Le président fédéral et le chancelier fédéral ont traditionnellement chacun droit à une loge gratuite. Le chef du gouvernement Christian Stocker et quelques autres ministres et secrétaires d’État sont empêchés. La loge de la coalition ne sera donc pas pleinement occupée.
Hans Klaus Techt/APA/Keystone
Cette nouvelle fait d’autant plus parler d’elle: il semble être au‑dessous de la dignité de la ministre des Affaires étrangères Beate Meinl-Reisinger, du parti libéral Neos, de se mêler à ses collègues du gouvernement. Elle a réservé sa propre loge – payante.
À l’origine, Meinl-Reisinger avait invité son homologue américain Marco Rubio au bal de l’Opéra. Celui‑ci ne peut pas ou ne veut pas venir. Deux autres ministres des Affaires étrangères servent désormais de remplaçantes: Elisa Spiropali d’Albanie et Maria Theresa Pareno Lazaro des Philippines.
Les observateurs sont étonnés. On ne s’attend pas à ce que la visite de ces pays peu flamboyants apporte un éclat supplémentaire au bal de l’Opéra. Mais ces deux États seraient « importants dans notre diplomatie », a‑t‑on fait savoir au ministère autrichien des Affaires étrangères.
Le coût minimal d’une loge avec restauration est estimé à 40 000 euros. En règle générale, la facture est toutefois nettement plus élevée, atteignant souvent le double.

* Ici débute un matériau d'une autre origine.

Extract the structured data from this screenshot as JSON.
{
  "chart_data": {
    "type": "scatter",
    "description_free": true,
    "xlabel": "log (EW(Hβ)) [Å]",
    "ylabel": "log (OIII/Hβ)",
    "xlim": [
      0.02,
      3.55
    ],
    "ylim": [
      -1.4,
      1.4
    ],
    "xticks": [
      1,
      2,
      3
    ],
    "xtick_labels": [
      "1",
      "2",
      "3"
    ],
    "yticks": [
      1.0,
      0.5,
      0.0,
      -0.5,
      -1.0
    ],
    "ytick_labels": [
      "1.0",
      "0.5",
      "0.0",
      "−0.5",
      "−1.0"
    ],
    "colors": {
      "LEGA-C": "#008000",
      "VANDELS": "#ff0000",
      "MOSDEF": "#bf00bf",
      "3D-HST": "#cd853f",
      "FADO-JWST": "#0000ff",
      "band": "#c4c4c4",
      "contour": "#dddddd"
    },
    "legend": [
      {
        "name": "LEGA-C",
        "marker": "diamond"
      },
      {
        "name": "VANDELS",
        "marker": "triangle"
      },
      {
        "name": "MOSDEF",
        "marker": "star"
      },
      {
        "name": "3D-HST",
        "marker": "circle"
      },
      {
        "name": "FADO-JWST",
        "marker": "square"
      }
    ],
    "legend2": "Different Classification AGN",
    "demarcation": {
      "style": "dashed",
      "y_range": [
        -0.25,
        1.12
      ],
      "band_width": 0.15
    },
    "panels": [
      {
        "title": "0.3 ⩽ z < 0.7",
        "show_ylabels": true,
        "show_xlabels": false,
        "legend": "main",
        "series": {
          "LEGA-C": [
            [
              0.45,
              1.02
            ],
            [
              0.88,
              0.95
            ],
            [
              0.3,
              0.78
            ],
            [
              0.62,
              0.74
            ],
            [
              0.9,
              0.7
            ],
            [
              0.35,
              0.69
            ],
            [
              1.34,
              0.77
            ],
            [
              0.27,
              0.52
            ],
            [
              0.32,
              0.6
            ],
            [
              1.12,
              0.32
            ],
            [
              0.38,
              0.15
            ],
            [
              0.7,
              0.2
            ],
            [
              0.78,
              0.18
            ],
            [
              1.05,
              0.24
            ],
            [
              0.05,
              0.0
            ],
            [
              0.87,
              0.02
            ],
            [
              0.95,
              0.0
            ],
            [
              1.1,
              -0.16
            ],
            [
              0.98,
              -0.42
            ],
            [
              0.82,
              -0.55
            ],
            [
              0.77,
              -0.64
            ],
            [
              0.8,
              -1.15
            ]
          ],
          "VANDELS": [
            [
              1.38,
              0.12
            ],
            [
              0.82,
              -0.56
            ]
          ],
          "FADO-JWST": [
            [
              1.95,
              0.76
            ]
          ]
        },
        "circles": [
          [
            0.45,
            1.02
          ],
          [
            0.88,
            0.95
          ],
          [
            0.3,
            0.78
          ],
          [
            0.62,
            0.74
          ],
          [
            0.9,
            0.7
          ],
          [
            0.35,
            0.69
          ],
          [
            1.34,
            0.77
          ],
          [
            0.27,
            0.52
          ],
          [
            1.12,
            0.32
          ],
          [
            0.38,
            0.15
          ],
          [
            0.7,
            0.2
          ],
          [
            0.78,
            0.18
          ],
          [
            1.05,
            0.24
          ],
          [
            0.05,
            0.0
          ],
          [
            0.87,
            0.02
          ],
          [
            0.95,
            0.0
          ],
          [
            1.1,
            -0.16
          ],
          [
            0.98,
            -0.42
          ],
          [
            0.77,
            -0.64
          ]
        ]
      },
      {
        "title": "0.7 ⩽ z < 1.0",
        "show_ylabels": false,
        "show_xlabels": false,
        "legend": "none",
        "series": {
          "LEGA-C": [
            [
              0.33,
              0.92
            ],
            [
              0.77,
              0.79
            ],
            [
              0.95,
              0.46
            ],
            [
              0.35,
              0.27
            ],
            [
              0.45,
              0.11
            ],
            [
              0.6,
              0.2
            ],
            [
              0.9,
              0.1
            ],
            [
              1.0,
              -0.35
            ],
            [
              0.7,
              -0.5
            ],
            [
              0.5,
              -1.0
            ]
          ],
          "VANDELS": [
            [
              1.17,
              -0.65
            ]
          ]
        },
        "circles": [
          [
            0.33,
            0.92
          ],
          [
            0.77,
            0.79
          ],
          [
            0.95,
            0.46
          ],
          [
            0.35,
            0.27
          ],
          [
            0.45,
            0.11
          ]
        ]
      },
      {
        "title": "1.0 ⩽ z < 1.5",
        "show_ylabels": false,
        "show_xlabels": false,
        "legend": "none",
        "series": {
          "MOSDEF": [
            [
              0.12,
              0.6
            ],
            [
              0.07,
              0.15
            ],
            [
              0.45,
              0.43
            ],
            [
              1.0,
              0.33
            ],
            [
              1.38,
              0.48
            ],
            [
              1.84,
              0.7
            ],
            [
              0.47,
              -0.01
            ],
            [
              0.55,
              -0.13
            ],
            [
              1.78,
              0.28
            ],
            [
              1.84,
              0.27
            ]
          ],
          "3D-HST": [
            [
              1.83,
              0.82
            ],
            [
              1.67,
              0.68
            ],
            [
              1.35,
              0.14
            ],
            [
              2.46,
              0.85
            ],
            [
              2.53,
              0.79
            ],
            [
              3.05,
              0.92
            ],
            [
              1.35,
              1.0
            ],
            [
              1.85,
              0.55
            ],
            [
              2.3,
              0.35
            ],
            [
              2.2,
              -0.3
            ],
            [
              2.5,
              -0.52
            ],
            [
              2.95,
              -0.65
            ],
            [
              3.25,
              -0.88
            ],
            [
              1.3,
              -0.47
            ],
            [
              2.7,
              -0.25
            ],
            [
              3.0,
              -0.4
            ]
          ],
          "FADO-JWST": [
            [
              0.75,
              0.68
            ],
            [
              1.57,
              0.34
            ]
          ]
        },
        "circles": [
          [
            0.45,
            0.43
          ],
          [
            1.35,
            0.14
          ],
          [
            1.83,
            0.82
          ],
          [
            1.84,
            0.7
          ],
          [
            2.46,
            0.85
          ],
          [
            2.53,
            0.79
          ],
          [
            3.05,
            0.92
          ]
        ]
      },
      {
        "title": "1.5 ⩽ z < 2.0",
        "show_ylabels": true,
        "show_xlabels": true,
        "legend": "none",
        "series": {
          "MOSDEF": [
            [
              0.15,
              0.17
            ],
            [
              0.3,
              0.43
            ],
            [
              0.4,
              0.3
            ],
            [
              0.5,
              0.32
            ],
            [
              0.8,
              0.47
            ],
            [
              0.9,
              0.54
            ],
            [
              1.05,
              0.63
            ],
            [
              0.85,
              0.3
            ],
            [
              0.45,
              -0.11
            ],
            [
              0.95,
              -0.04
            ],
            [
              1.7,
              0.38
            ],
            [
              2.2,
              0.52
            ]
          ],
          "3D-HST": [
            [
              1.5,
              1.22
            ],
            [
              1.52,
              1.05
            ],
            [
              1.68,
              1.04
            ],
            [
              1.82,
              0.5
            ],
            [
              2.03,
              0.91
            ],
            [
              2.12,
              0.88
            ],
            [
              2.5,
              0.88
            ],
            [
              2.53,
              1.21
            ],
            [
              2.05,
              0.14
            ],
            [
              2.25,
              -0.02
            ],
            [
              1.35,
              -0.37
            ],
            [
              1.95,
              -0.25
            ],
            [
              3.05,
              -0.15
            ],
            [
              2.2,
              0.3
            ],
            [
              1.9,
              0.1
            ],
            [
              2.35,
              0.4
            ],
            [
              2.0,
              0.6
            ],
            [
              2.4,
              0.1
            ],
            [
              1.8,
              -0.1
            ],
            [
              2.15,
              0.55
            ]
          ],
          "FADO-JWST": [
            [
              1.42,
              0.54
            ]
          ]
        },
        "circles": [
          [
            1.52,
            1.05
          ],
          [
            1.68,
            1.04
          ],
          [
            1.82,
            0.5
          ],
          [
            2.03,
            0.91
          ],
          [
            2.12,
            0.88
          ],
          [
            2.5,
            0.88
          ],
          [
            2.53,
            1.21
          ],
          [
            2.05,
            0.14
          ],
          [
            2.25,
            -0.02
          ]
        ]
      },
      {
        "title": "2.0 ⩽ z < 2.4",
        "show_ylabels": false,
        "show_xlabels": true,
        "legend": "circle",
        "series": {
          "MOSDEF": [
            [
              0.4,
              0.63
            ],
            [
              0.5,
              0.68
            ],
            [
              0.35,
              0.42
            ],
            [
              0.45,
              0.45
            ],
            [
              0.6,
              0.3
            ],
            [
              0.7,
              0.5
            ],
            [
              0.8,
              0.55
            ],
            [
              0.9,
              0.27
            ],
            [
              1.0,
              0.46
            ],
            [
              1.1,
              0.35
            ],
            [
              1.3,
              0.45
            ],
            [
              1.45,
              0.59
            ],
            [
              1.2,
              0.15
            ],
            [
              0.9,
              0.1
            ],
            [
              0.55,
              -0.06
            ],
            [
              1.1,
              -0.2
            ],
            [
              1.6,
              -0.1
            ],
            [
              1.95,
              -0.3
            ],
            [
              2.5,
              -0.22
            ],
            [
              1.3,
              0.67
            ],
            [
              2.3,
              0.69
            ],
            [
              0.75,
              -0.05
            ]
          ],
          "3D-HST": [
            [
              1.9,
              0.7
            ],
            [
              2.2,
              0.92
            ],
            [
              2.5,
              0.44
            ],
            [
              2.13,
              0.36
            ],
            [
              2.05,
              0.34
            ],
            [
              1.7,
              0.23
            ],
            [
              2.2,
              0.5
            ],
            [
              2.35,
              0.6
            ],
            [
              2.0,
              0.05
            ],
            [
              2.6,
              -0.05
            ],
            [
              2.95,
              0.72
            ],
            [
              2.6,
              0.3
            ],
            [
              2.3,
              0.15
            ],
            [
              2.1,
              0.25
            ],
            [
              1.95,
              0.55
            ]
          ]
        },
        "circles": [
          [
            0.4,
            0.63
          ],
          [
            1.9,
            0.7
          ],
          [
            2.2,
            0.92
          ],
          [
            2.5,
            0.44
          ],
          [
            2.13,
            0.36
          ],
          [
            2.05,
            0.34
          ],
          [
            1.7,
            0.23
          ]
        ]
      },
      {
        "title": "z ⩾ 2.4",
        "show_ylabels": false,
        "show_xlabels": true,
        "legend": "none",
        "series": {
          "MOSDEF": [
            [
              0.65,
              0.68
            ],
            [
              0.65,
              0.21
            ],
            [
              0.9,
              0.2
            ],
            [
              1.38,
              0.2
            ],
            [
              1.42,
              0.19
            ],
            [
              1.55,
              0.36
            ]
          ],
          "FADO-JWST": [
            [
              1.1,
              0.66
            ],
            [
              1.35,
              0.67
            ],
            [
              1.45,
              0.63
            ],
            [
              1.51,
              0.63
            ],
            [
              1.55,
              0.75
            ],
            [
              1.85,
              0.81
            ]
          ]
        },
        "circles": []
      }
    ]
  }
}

Les places, y compris les mets et quelques verres de champagne, sont payées sur le « budget de représentation » du ministère des Affaires étrangères. Autrement dit: avec l’argent des contribuables.
Il y a moins de deux mois, Beate Meinl-Reisinger déclarait sur X: « Nous sommes sérieux au sujet de “l’économie dans le système” et nous allégeons l’appareil administratif. » Sauf, bien sûr, lorsqu’il s’agit de lever son verre avec des acteurs mondiaux venus d’Albanie et des Philippines.